Mayor Robertson and his team did a great job of making all the delegates feel welcome. Another important aspect of this event is that no matter the hour delegates could safely return to their hotels. This is important to note as in some large cities this simply would not be possible.
There are some that question the value of these conferences. Perhaps a few that do not make the effort would get very little from attending, but for the majority the experience involves at least 16 hour days, hours of travel and many days away from their family and their other responsibilities. For some, taking five days off work to attend the conference is a costly enterprise. Add this to the strain of being separated from family and the cost in some cases is quite dear. For those that strive to be the best that they can be these costs are worth it to represent their communities. The FCM is the advocate body between local government and the federal government and as such can be a powerful partner should a community need help.
The title this year for the conference was Sustainable Communities Conference and Trade Show. Along with infrastructure concerns, sustainability of communities is what keeps elected officials awake at night. Well some of them. Those municipal leaders that have little revenue and have inherited infrastructure that has reached beyond the limits of usefulness would fall in to this category.

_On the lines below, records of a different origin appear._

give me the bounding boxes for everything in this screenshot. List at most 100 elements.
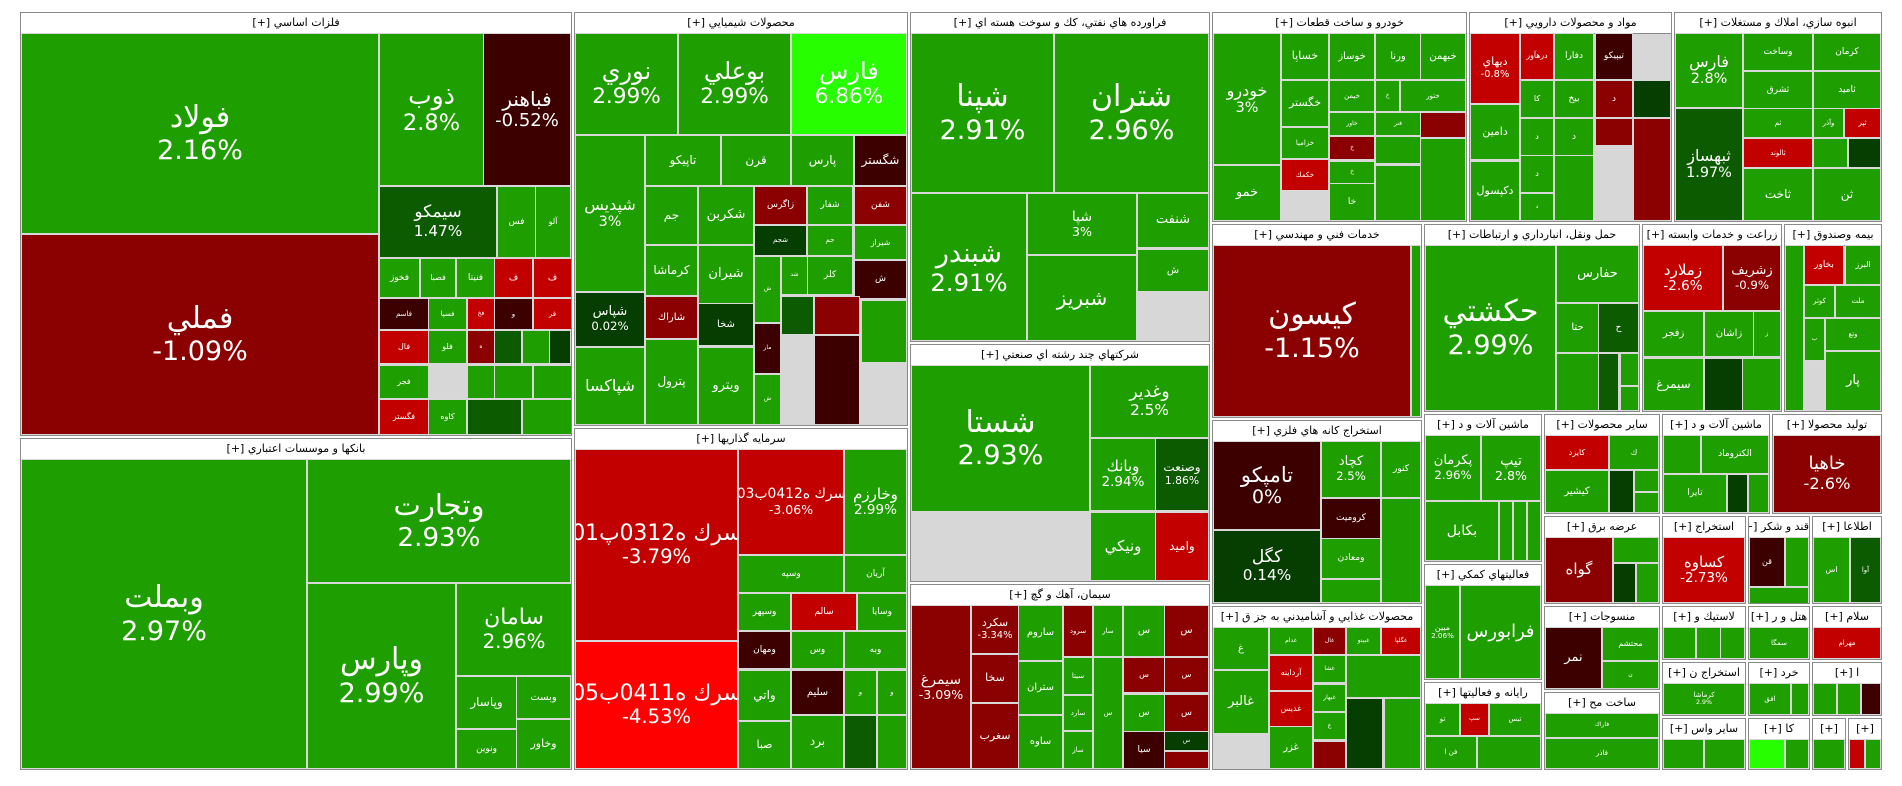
stock-tile[interactable]: كرمان [1813,33,1881,71]
stock-tile[interactable]: وخارزم 2.99% [844,449,907,555]
stock-tile[interactable]: غدام [1269,627,1313,655]
stock-tile[interactable] [1613,563,1636,603]
stock-tile[interactable] [861,300,907,363]
stock-tile[interactable]: سخا [971,654,1019,703]
sector-title-agriculture[interactable]: زراعت و خدمات وابسته [+] [1643,225,1781,246]
stock-tile[interactable]: سغرب [971,703,1019,769]
stock-tile[interactable]: آوا [1850,537,1881,603]
stock-tile[interactable]: وس [791,631,844,669]
stock-tile[interactable]: سيمكو 1.47% [379,186,497,258]
sector-title-computer[interactable]: رايانه و فعاليتها [+] [1425,683,1541,704]
stock-tile[interactable]: د [1554,118,1594,156]
sector-title-islam[interactable]: سلام [+] [1813,607,1881,628]
stock-tile[interactable] [1749,587,1809,603]
stock-tile[interactable] [1791,683,1809,715]
stock-tile[interactable]: حكشتي 2.99% [1425,245,1556,411]
stock-tile[interactable]: غشا [1313,655,1346,683]
stock-tile[interactable]: ثپر [1844,108,1881,138]
stock-tile[interactable]: خزاميا [1281,127,1329,159]
stock-tile[interactable]: شيران [698,245,754,304]
stock-tile[interactable]: شبريز [1027,255,1137,341]
stock-tile[interactable]: د [1520,155,1554,193]
stock-tile[interactable]: شكربن [698,186,754,245]
stock-tile[interactable]: فملي -1.09% [21,234,379,435]
sector-title-tires[interactable]: لاستيك و [+] [1663,607,1745,628]
stock-tile[interactable] [1748,474,1769,513]
stock-tile[interactable]: محتشم [1602,627,1659,661]
sector-title-metal-mining[interactable]: استخراج كانه هاي فلزي [+] [1213,421,1421,442]
stock-tile[interactable]: ساوه [1018,715,1063,769]
sector-title-textiles[interactable]: منسوجات [+] [1545,607,1659,628]
stock-tile[interactable]: فرابورس [1460,585,1541,679]
sector-title-machinery[interactable]: ماشين آلات و د [+] [1425,415,1541,436]
stock-tile[interactable] [1785,739,1809,769]
stock-tile[interactable]: فجر [379,365,429,399]
stock-tile[interactable]: سرك ه0411ب05-4.53% [575,641,738,769]
sector-title-info[interactable]: اطلاعا [+] [1813,517,1881,538]
stock-tile[interactable]: د [1520,118,1554,156]
stock-tile[interactable]: غديس [1269,691,1313,727]
stock-tile[interactable]: فباهنر -0.52% [483,33,571,186]
stock-tile[interactable]: سار [1093,605,1123,657]
stock-tile[interactable]: وبه [844,631,907,669]
stock-tile[interactable]: ونوين [456,729,517,769]
stock-tile[interactable]: وسايا [857,593,907,631]
stock-tile[interactable] [1634,470,1659,492]
stock-tile[interactable]: خاور [1329,112,1375,136]
stock-tile[interactable]: سپ [1460,703,1489,736]
stock-tile[interactable]: ملت [1835,285,1881,318]
stock-tile[interactable]: كوثر [1804,285,1835,318]
stock-tile[interactable]: سرك ه0312پ01-3.79% [575,449,738,641]
stock-tile[interactable]: غ [1313,712,1346,740]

Various leaders and experts in their fields came to speak to the conference. The Honourable Denis Label, Minister of Transport, Infrastructure and Communities gave a speech on how hard the federal government has worked to put together a fund to deal with the problems that plague various communities across Canada.
This may be what some refer to when they say there is money available for grants. The problem as I see it is that all during these presentations there is never any mention of actually giving the money to those that need it. There is hope though, now that the scandals in the east have taken on a life of their own, that there may be more political hay to be made by giving the money to the western municipalities in need. At least we would say thanks and use the money for water mains and such.
I hold out little hope though that this sort of funding will be attainable by Barriere in the next few years. As usual, if we want to have things done we will have to do them ourselves and pay the bill.
Speaking of paying the bills, no matter the size of the community it is the elected body that has been charged with the responsibility of managing the public purse. Currently the procedure in Barriere is that the Chief Administration Officer and the Chief Financial Officer sign the cheques, but I may have to do this if one of them is away.
I am in no way suggesting that is anything wrong. I am trying to find the best way to discharge my duties. What better time to find out what happens in other communities than when they are all gathered together at a conference?
So I asked quite a few small town mayors and CAO’s from across Canada what they do in their towns. The answer was resounding: the mayor, or another appointed elected official look at the bills and countersigns the cheques to pay them. Only in big cities was this left to staff.
So there you have it, I learned that I have been remiss in my duties. I always thought that council should know what was being spent.
They need and should have direct input into that procedure prior to the money being distributed. So along with getting rid of the Mayor’s District credit card, which is another thing I always wondered about, the cheque signing procedure will change.